I've thought many times my mother wants to live my life & hers, too. I recently visited a friend in another state and it renewed my desire to buy a place there to spend summers like my friends do. I know it's not going to go over well but I am going to have to have one of those meetings. My husband deserves my time as well. He deserves me without my parents always figuring into our plans. He's been great about it but we deserve to live our lives, too. For the first time in 35 years, we have no real constraints yet I feel utterly confined.
I also understand they are lonely. Most of their friends have died. My dad has a few hobbies, but mother depends on me mainly for her entertainment. I had to tell her something I thought she already knew but I am an intensely private person. I like people, I love my friends & family but I love love love my alone time. When my husband takes off on one of his overnight fishing trips, I'm ecstatic but my mother is always trying to steal that time.
We eat out, we get our mani & pedis, we shop but beyond that, there is little more I want to do. I don't need to be sitting in their living room nor do they need to be in mine through out the week.
She has all but alienated my brothers & their families. She is so outspoken on so many things. I told her that just because she thinks something doesn't mean it has to be said. She is upset because she thinks she can't have an opinion. I told her she can have her opinions but if they serve to inflame, just keep it to herself. Well, that's not going to happen. As a result, my brothers have good reason to keep her at arms length.
I shall continue to look for support as well as validation when my guilt gets the best of me. Thanks again.
I didn't think of this before, but she might also be clinging to you because you're her daughter, she's afraid of getting older and being alone, and is reaching out to "entrap" (for lack of a better term) you and keep you close to comfort her as she faces an uncertain future?
I think what GardenArtist said may be right, or at least I think it describes my mother. She wants to keep me close to make sure I'll be there for her when and if she needs my help.

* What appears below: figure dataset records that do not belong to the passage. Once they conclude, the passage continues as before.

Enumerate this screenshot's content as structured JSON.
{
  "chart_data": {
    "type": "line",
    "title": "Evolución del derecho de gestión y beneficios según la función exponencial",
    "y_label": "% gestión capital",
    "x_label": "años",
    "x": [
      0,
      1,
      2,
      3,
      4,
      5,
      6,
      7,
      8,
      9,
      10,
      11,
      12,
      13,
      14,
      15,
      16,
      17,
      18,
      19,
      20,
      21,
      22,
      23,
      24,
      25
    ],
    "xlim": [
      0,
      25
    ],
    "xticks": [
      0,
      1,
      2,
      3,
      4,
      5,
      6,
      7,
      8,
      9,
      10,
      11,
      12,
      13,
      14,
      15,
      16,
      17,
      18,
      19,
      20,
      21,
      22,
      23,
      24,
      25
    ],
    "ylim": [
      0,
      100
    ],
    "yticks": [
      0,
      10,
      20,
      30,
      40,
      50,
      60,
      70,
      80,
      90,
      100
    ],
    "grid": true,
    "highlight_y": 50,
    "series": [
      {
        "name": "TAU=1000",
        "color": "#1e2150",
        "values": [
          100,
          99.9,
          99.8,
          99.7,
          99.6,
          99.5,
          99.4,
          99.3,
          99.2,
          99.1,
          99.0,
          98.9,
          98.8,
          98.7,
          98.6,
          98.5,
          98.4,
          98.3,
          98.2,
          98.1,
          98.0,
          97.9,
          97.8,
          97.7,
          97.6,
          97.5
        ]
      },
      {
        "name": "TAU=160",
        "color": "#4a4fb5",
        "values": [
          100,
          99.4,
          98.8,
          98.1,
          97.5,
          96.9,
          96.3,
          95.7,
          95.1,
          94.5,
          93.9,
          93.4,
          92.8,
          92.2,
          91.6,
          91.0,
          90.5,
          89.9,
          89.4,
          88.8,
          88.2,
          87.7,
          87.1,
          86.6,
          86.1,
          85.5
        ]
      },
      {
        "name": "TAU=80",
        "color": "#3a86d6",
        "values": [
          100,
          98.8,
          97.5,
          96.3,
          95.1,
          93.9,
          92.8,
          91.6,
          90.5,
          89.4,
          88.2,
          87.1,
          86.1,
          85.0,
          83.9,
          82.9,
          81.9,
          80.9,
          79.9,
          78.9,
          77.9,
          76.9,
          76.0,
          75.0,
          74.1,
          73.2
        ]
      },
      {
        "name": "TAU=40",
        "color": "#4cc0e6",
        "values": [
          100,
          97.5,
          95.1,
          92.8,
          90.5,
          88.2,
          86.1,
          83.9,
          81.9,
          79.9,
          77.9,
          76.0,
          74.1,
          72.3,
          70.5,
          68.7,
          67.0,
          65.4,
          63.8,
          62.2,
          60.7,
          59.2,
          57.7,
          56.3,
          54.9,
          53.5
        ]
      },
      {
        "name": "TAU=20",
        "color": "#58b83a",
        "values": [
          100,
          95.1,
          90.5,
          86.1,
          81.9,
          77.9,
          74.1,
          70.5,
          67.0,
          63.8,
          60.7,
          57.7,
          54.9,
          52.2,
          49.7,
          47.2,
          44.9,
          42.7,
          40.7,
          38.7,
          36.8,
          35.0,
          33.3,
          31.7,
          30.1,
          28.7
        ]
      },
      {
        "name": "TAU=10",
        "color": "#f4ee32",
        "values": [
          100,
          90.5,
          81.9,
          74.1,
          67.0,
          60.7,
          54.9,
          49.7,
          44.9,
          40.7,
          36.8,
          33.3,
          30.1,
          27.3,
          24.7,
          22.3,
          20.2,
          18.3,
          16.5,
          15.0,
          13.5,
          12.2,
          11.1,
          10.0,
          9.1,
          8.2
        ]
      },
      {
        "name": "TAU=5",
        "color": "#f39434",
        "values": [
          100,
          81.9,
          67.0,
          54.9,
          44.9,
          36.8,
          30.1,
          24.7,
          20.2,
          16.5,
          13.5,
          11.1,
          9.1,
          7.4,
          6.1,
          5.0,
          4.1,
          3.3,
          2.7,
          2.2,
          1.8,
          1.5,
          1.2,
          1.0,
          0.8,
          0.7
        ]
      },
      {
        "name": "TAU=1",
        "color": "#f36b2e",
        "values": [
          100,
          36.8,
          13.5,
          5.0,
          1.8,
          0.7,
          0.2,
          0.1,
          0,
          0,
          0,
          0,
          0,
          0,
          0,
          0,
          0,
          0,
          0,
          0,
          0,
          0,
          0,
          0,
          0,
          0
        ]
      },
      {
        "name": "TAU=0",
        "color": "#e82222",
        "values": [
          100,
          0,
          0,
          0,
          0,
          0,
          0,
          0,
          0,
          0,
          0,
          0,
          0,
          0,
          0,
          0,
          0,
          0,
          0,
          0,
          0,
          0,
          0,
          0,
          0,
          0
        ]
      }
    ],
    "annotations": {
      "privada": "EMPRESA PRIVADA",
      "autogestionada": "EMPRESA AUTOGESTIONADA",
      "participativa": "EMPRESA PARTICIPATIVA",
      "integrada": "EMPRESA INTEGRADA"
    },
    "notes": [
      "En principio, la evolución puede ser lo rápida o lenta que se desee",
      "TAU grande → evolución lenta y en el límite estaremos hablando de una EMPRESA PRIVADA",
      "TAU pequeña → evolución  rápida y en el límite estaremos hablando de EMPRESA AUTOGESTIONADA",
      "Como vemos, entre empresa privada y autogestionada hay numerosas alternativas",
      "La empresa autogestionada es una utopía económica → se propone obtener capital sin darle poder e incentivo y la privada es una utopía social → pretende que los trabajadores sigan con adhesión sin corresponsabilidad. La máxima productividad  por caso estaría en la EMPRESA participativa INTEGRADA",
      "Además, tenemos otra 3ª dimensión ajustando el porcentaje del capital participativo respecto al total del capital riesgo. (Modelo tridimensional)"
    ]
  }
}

Short of moving, you need to figure out where you need to draw the line and then hold to it. You have a husband and a good reason (as well as a good excuse) to claim some time away from your mother including nights out and vacations. There will be plenty of time to be constant companions when she's older and really needs your help.
I didn't want to move back, so I talked her into a trial period with a local friend who needed a place to stay. My mother was at first very resistant but eventually came to realize her new housemate was a godsend. Now I no longer have a room to stay in there, so I drive over once a week or so to take her to dr. appointments and errands. I'm sorry that most of what I did would probably not work for you, being that you're married and your mother's needs are mainly emotional at this point. That shouldn't stop you from finding a better balance for yourself and your husband. It sounds like you wanted to build somewhere else before you moved down the street from your parents. Any chance you would revisit this idea, and thereby gain a little distance and a new all-consuming occupation that could be a ready excuse when your mother wants you at her side?
Live your life. If feelings are hurt that is not your problem. That your parents have few visitors is not your problem. And you are not responsible for filling their social calendar.
If you and your husband want to take a break from your parents, the upcoming holidays are the perfect time to start a new tradition. I'll share with you a true story. A dear friend of mine who was fed up with all the cooking and cleaning that preceded hosting Thanksgiving decided to rent a small cabin in Vermont to spend Thanksgiving alone with her husband. She made reservations at a historic and award-winning inn for dinner. She informed her family that she was not hosting turkey day. Yes, people were "shocked" and feelings were "hurt" but people got over themselves and life went on. She goes back every year.
All that to say go and live your life and do so out in the open.
My prayers are with you and your husband. By all means go have fun and enjoy your retirement.